Director of Public Health Dr Colin Tukuitonga said the purpose of the review was to provide a core list of notifiable diseases and conditions that could be carried over into new public health legislation.

"We want to ensure that the lists of notifiable diseases and conditions enable the collection of information on trends that is accurate, timely, relevant and accessible to end users."

Better information means health authorities are more able to predict and plan for infectious diseases, which will ultimately allow for better protection of all New Zealanders from these diseases.

Following consultation the Ministry of Health expects that it will be able to identify what would constitute an appropriate notification regime that is possible under current law.
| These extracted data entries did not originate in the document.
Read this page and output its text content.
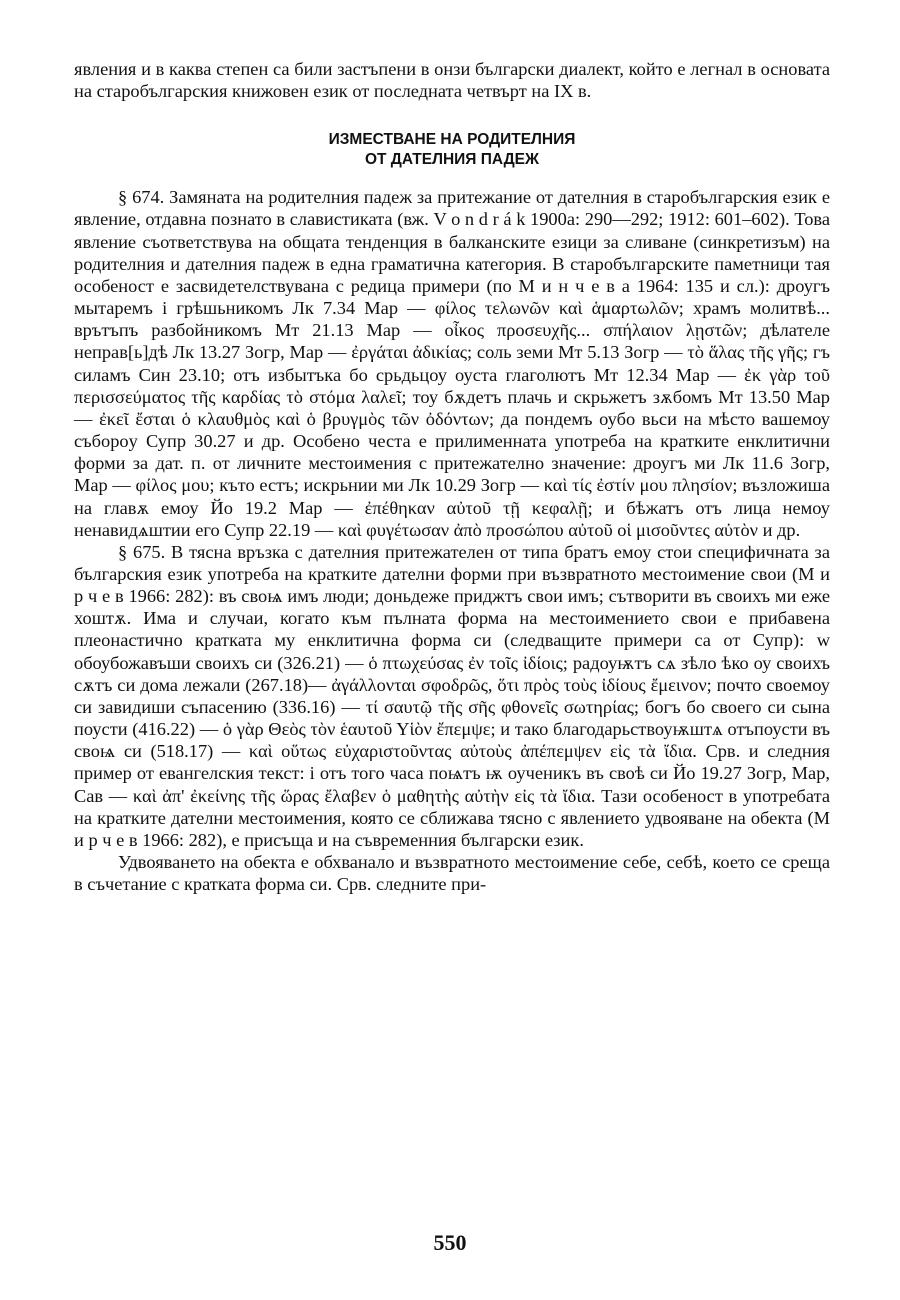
явления и в каква степен са били застъпени в онзи български диалект, който е легнал в основата на старобългарския книжовен език от последната четвърт на IX в.

ИЗМЕСТВАНЕ НА РОДИТЕЛНИЯ
ОТ ДАТЕЛНИЯ ПАДЕЖ

§ 674. Замяната на родителния падеж за притежание от дателния в старобългарския език е явление, отдавна познато в славистиката (вж. V o n d r á k 1900a: 290—292; 1912: 601–602). Това явление съответствува на общата тенденция в балканските езици за сливане (синкретизъм) на родителния и дателния падеж в една граматична категория. В старобългарските паметници тая особеност е засвидетелствувана с редица примери (по М и н ч е в а 1964: 135 и сл.): дроугъ мытаремъ i грѣшьникомъ Лк 7.34 Мар — φίλος τελωνῶν καὶ ἁμαρτωλῶν; храмъ молитвѣ... врътъпъ разбойникомъ Мт 21.13 Мар — οἶκος προσευχῆς... σπήλαιον λῃστῶν; дѣлателе неправ[ь]дѣ Лк 13.27 Зогр, Мар — ἐργάται ἀδικίας; соль земи Мт 5.13 Зогр — τὸ ἅλας τῆς γῆς; гъ силамъ Син 23.10; отъ избытъка бо срьдьцоу оуста глаголютъ Мт 12.34 Мар — ἐκ γὰρ τοῦ περισσεύματος τῆς καρδίας τὸ στόμα λαλεῖ; тоу бѫдетъ плачь и скрьжетъ зѫбомъ Мт 13.50 Мар — ἐκεῖ ἔσται ὁ κλαυθμὸς καὶ ὁ βρυγμὸς τῶν ὀδόντων; да пондемъ оубо вьси на мѣсто вашемоу съборoу Супр 30.27 и др. Особено честа е прилименната употреба на кратките енклитични форми за дат. п. от личните местоимения с притежателно значение: дроугъ ми Лк 11.6 Зогр, Мар — φίλος μου; къто естъ; искрьнии ми Лк 10.29 Зогр — καὶ τίς ἐστίν μου πλησίον; възложиша на главѫ емоу Йо 19.2 Мар — ἐπέθηκαν αὐτοῦ τῇ κεφαλῇ; и бѣжатъ отъ лица немоу ненавидѧштии его Супр 22.19 — καὶ φυγέτωσαν ἀπὸ προσώπου αὐτοῦ οἱ μισοῦντες αὐτὸν и др.

§ 675. В тясна връзка с дателния притежателен от типа братъ емоу стои специфичната за българския език употреба на кратките дателни форми при възвратното местоимение свои (М и р ч е в 1966: 282): въ своѩ имъ люди; доньдеже приджтъ свои имъ; сътворити въ своихъ ми еже хоштѫ. Има и случаи, когато към пълната форма на местоимението свои е прибавена плеонастично кратката му енклитична форма си (следващите примери са от Супр): w обоубожавъши своихъ си (326.21) — ὁ πτωχεύσας ἐν τοῖς ἰδίοις; радоуѭтъ сѧ зѣло ѣко оу своихъ сѫтъ си дома лежали (267.18)— ἀγάλλονται σφοδρῶς, ὅτι πρὸς τοὺς ἰδίους ἔμεινον; почто своемоу си завидиши съпасению (336.16) — τί σαυτῷ τῆς σῆς φθονεῖς σωτηρίας; богъ бо своего си сына поусти (416.22) — ὁ γὰρ Θεὸς τὸν ἑαυτοῦ Υἱὸν ἔπεμψε; и тако благодарьствоуѭштѧ отъпоусти въ своѩ си (518.17) — καὶ οὕτως εὐχαριστοῦντας αὐτοὺς ἀπέπεμψεν εἰς τὰ ἴδια. Срв. и следния пример от евангелския текст: i отъ того часа поѩтъ ѭ оученикъ въ своѣ си Йо 19.27 Зогр, Мар, Сав — καὶ ἀπ' ἐκείνης τῆς ὥρας ἔλαβεν ὁ μαθητὴς αὐτὴν εἰς τὰ ἴδια. Тази особеност в употребата на кратките дателни местоимения, която се сближава тясно с явлението удвояване на обекта (М и р ч е в 1966: 282), е присъща и на съвременния български език.

Удвояването на обекта е обхванало и възвратното местоимение себе, себѣ, което се среща в съчетание с кратката форма си. Срв. следните при-

550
It also aims to identify what that notification regime would look like and how it would function assuming that changes are made to the current legislative regime over the next few years which would, for example, allow a greater ranger of notifiers and conditions, and allow for a larger range of people to be notified.

In preparing the discussion document the Ministry convened an external reference group of representatives from various health sector agencies and interest groups to provide advice.

The discussion paper identifies a number of diseases which require additional sector debate before recommendations to add or remove them from the notifiable diseases schedules can be made.

These diseases are acute gastroenteritis, hepatitis C, acquired immunodeficiency syndrome, human immunodeficiency virus, campylobacteriosis and sexually transmitted infections.

The Ministry feels there needs to be informed public consultation on the proposals and welcomes submissions from any member of the public.

The report is available on the Ministry's website Submissions close on June 30.